It really made me laugh, but for some moments I was tearing up because I could relate so much.
There are moments that feel comical, some horrific, and some downright inspiring but the tonal shifts hardly matter as the end results come to a film that's perfect for this time.
The movie starts out great. It is smart, sharp, and witty. I would highly recommend doing a quick reading on Whitman's "Leaves of Grass" on Wiki if you are unfamiliar with Whitman's work, what he was trying to accomplish, the criticism of it, as well as the fact he spent his whole life re-writing and expanding it. The movie had the feel of a five star indie in the beginning. Edward Norton, who I have yet to respect as an actor, plays two roles: Bill Kincaid and his twin brother Brad. Bill and Brad are both super intelligent.
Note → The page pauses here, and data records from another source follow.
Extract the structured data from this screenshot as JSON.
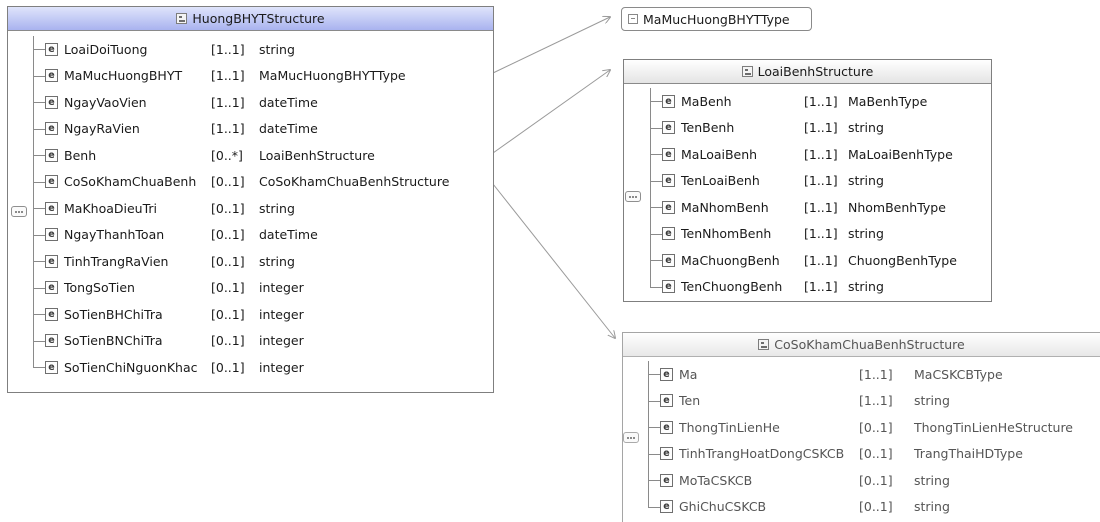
{
  "main": {
    "title": "HuongBHYTStructure",
    "rows": [
      {
        "icon": "e",
        "name": "LoaiDoiTuong",
        "mult": "[1..1]",
        "type": "string"
      },
      {
        "icon": "e",
        "name": "MaMucHuongBHYT",
        "mult": "[1..1]",
        "type": "MaMucHuongBHYTType"
      },
      {
        "icon": "e",
        "name": "NgayVaoVien",
        "mult": "[1..1]",
        "type": "dateTime"
      },
      {
        "icon": "e",
        "name": "NgayRaVien",
        "mult": "[1..1]",
        "type": "dateTime"
      },
      {
        "icon": "e",
        "name": "Benh",
        "mult": "[0..*]",
        "type": "LoaiBenhStructure"
      },
      {
        "icon": "e",
        "name": "CoSoKhamChuaBenh",
        "mult": "[0..1]",
        "type": "CoSoKhamChuaBenhStructure"
      },
      {
        "icon": "e",
        "name": "MaKhoaDieuTri",
        "mult": "[0..1]",
        "type": "string"
      },
      {
        "icon": "e",
        "name": "NgayThanhToan",
        "mult": "[0..1]",
        "type": "dateTime"
      },
      {
        "icon": "e",
        "name": "TinhTrangRaVien",
        "mult": "[0..1]",
        "type": "string"
      },
      {
        "icon": "e",
        "name": "TongSoTien",
        "mult": "[0..1]",
        "type": "integer"
      },
      {
        "icon": "e",
        "name": "SoTienBHChiTra",
        "mult": "[0..1]",
        "type": "integer"
      },
      {
        "icon": "e",
        "name": "SoTienBNChiTra",
        "mult": "[0..1]",
        "type": "integer"
      },
      {
        "icon": "e",
        "name": "SoTienChiNguonKhac",
        "mult": "[0..1]",
        "type": "integer"
      }
    ]
  },
  "simple_type": {
    "label": "MaMucHuongBHYTType"
  },
  "loai_benh": {
    "title": "LoaiBenhStructure",
    "rows": [
      {
        "icon": "e",
        "name": "MaBenh",
        "mult": "[1..1]",
        "type": "MaBenhType"
      },
      {
        "icon": "e",
        "name": "TenBenh",
        "mult": "[1..1]",
        "type": "string"
      },
      {
        "icon": "e",
        "name": "MaLoaiBenh",
        "mult": "[1..1]",
        "type": "MaLoaiBenhType"
      },
      {
        "icon": "e",
        "name": "TenLoaiBenh",
        "mult": "[1..1]",
        "type": "string"
      },
      {
        "icon": "e",
        "name": "MaNhomBenh",
        "mult": "[1..1]",
        "type": "NhomBenhType"
      },
      {
        "icon": "e",
        "name": "TenNhomBenh",
        "mult": "[1..1]",
        "type": "string"
      },
      {
        "icon": "e",
        "name": "MaChuongBenh",
        "mult": "[1..1]",
        "type": "ChuongBenhType"
      },
      {
        "icon": "e",
        "name": "TenChuongBenh",
        "mult": "[1..1]",
        "type": "string"
      }
    ]
  },
  "co_so": {
    "title": "CoSoKhamChuaBenhStructure",
    "rows": [
      {
        "icon": "e",
        "name": "Ma",
        "mult": "[1..1]",
        "type": "MaCSKCBType"
      },
      {
        "icon": "e",
        "name": "Ten",
        "mult": "[1..1]",
        "type": "string"
      },
      {
        "icon": "e",
        "name": "ThongTinLienHe",
        "mult": "[0..1]",
        "type": "ThongTinLienHeStructure"
      },
      {
        "icon": "e",
        "name": "TinhTrangHoatDongCSKCB",
        "mult": "[0..1]",
        "type": "TrangThaiHDType"
      },
      {
        "icon": "e",
        "name": "MoTaCSKCB",
        "mult": "[0..1]",
        "type": "string"
      },
      {
        "icon": "e",
        "name": "GhiChuCSKCB",
        "mult": "[0..1]",
        "type": "string"
      }
    ]
  },
  "colors": {
    "active_header_top": "#dfe4fb",
    "active_header_bottom": "#a9b3ef",
    "border": "#7f7f7f",
    "connector": "#9a9a9a"
  }
}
Brad, the smarter of the two when young, grows pot and enjoys life on the edge. Bill teaches classical philosophy at Brown University. Brad gets his girlfriend pregnant and in order to get Bill to come back to Oklahoma for the wedding, has his friend contact Bill and tell him that he is dead.Brad has other plans for Bill and plans to use him as an alibi. At this point the movie goes from great to WTF? The flick digresses into what appears to be a writer's inability to figure out how to end a story. Brad, as the smarter brother should of had a better scheme, one where everyone gets what they want, rather than do things by the seat of his pants. I was very disappointed in the writers for leading us down a path that would have made a great classic movie and then not being able to close the deal.
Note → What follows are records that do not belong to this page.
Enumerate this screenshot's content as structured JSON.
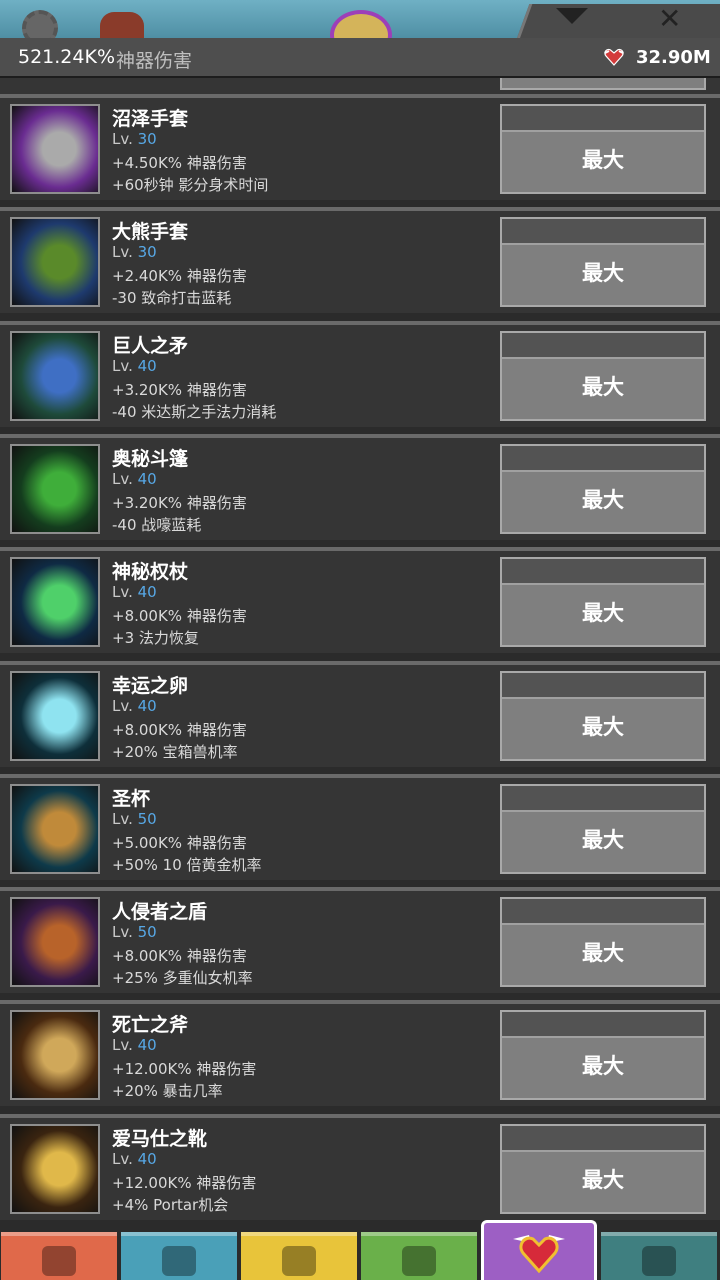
{
  "header": {
    "damage_value": "521.24K%",
    "damage_label": "神器伤害",
    "relic_total": "32.90M"
  },
  "artifacts": [
    {
      "name": "沼泽手套",
      "lv_label": "Lv.",
      "lv": "30",
      "effect1": "+4.50K% 神器伤害",
      "effect2": "+60秒钟 影分身术时间",
      "button": "最大",
      "icon": "swamp-gauntlet-icon",
      "colors": [
        "#6a2c91",
        "#aaa"
      ]
    },
    {
      "name": "大熊手套",
      "lv_label": "Lv.",
      "lv": "30",
      "effect1": "+2.40K% 神器伤害",
      "effect2": "-30 致命打击蓝耗",
      "button": "最大",
      "icon": "bear-glove-icon",
      "colors": [
        "#1e3a6e",
        "#5a8a2a"
      ]
    },
    {
      "name": "巨人之矛",
      "lv_label": "Lv.",
      "lv": "40",
      "effect1": "+3.20K% 神器伤害",
      "effect2": "-40 米达斯之手法力消耗",
      "button": "最大",
      "icon": "giant-spear-icon",
      "colors": [
        "#1e4a3a",
        "#3f6fc4"
      ]
    },
    {
      "name": "奥秘斗篷",
      "lv_label": "Lv.",
      "lv": "40",
      "effect1": "+3.20K% 神器伤害",
      "effect2": "-40 战嚎蓝耗",
      "button": "最大",
      "icon": "arcane-cloak-icon",
      "colors": [
        "#143d1e",
        "#3fae3a"
      ]
    },
    {
      "name": "神秘权杖",
      "lv_label": "Lv.",
      "lv": "40",
      "effect1": "+8.00K% 神器伤害",
      "effect2": "+3 法力恢复",
      "button": "最大",
      "icon": "mystic-staff-icon",
      "colors": [
        "#0f2a44",
        "#4fd06a"
      ]
    },
    {
      "name": "幸运之卵",
      "lv_label": "Lv.",
      "lv": "40",
      "effect1": "+8.00K% 神器伤害",
      "effect2": "+20% 宝箱兽机率",
      "button": "最大",
      "icon": "lucky-egg-icon",
      "colors": [
        "#0e2f3a",
        "#8fe3f0"
      ]
    },
    {
      "name": "圣杯",
      "lv_label": "Lv.",
      "lv": "50",
      "effect1": "+5.00K% 神器伤害",
      "effect2": "+50% 10 倍黄金机率",
      "button": "最大",
      "icon": "holy-grail-icon",
      "colors": [
        "#0e3a4a",
        "#c08a3a"
      ]
    },
    {
      "name": "人侵者之盾",
      "lv_label": "Lv.",
      "lv": "50",
      "effect1": "+8.00K% 神器伤害",
      "effect2": "+25% 多重仙女机率",
      "button": "最大",
      "icon": "invader-shield-icon",
      "colors": [
        "#3a1a4a",
        "#b8632a"
      ]
    },
    {
      "name": "死亡之斧",
      "lv_label": "Lv.",
      "lv": "40",
      "effect1": "+12.00K% 神器伤害",
      "effect2": "+20% 暴击几率",
      "button": "最大",
      "icon": "death-axe-icon",
      "colors": [
        "#4a2a10",
        "#d0a85a"
      ]
    },
    {
      "name": "爱马仕之靴",
      "lv_label": "Lv.",
      "lv": "40",
      "effect1": "+12.00K% 神器伤害",
      "effect2": "+4% Portar机会",
      "button": "最大",
      "icon": "hermes-boots-icon",
      "colors": [
        "#3a2410",
        "#e0b84a"
      ]
    }
  ],
  "nav_tabs": [
    {
      "name": "nav-tab-sword",
      "icon": "sword-icon",
      "color": "#e0694a"
    },
    {
      "name": "nav-tab-heroes",
      "icon": "viking-helmet-icon",
      "color": "#4aa0b8"
    },
    {
      "name": "nav-tab-equipment",
      "icon": "shirt-icon",
      "color": "#e8c43a"
    },
    {
      "name": "nav-tab-pets",
      "icon": "pet-icon",
      "color": "#6ab04a"
    },
    {
      "name": "nav-tab-artifacts",
      "icon": "winged-heart-icon",
      "color": "#9d5fc4",
      "active": true
    },
    {
      "name": "nav-tab-shop",
      "icon": "chest-icon",
      "color": "#3f7f80"
    }
  ]
}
Bill Kincaid (Edward Norton) is a classics professor at Brown University. Bill's identical twin Brady is growing weed in Oklahoma. Local drug lord Pug Rothbaum (Richard Dreyfuss) is pressuring him to sell his business. Colleen is Brady's pregnant girlfriend (Melanie Lynskey). Daisy (Susan Sarandon) is their mother. Bill returns home after being told that Brady is killed. Brady isn't actually dead and he want Bill to be his decoy. Bill is unwilling until Brady's friend Janet (Keri Russell) shows up.Edward Norton does a relatively good job at the duo role acting. However the movie is not nearly good enough. It wants to be funny wacky caper but it never gets truly funny. There is a dark unlikeable edge to both characters. I actually dislike the professor character more the weed growing brother. Keri Russell has limited chemistry and the darker turns are done too carelessly by director/writer/actor Tim Blake Nelson.
Whilst there is nothing deep and meaningful here the plot and characters are plausible. The pace is about right as is the mix between humour and action. Thus Leaves of Grass is excellent entertainment (which is what movies are for) and a movie which I felt came close to nearly having it all(plot, comedy, acting and direction) in just the right doses: with one notable exception... the ending. Whilst often the hardest part to write in any story the ending here was neither necessary nor plausible. A prof of Classic's just wouldn't end up trying to hawk his dead brothers grow operation in order to tie up all the loose ends. So whilst it brings the film to a close, it's a bad close that lets down what up to then was pretty plausible. If it were up to me I would just cut the whole crossbow bit out and let the audience go home five minutes earlier and with a far better impression of the movie as a whole.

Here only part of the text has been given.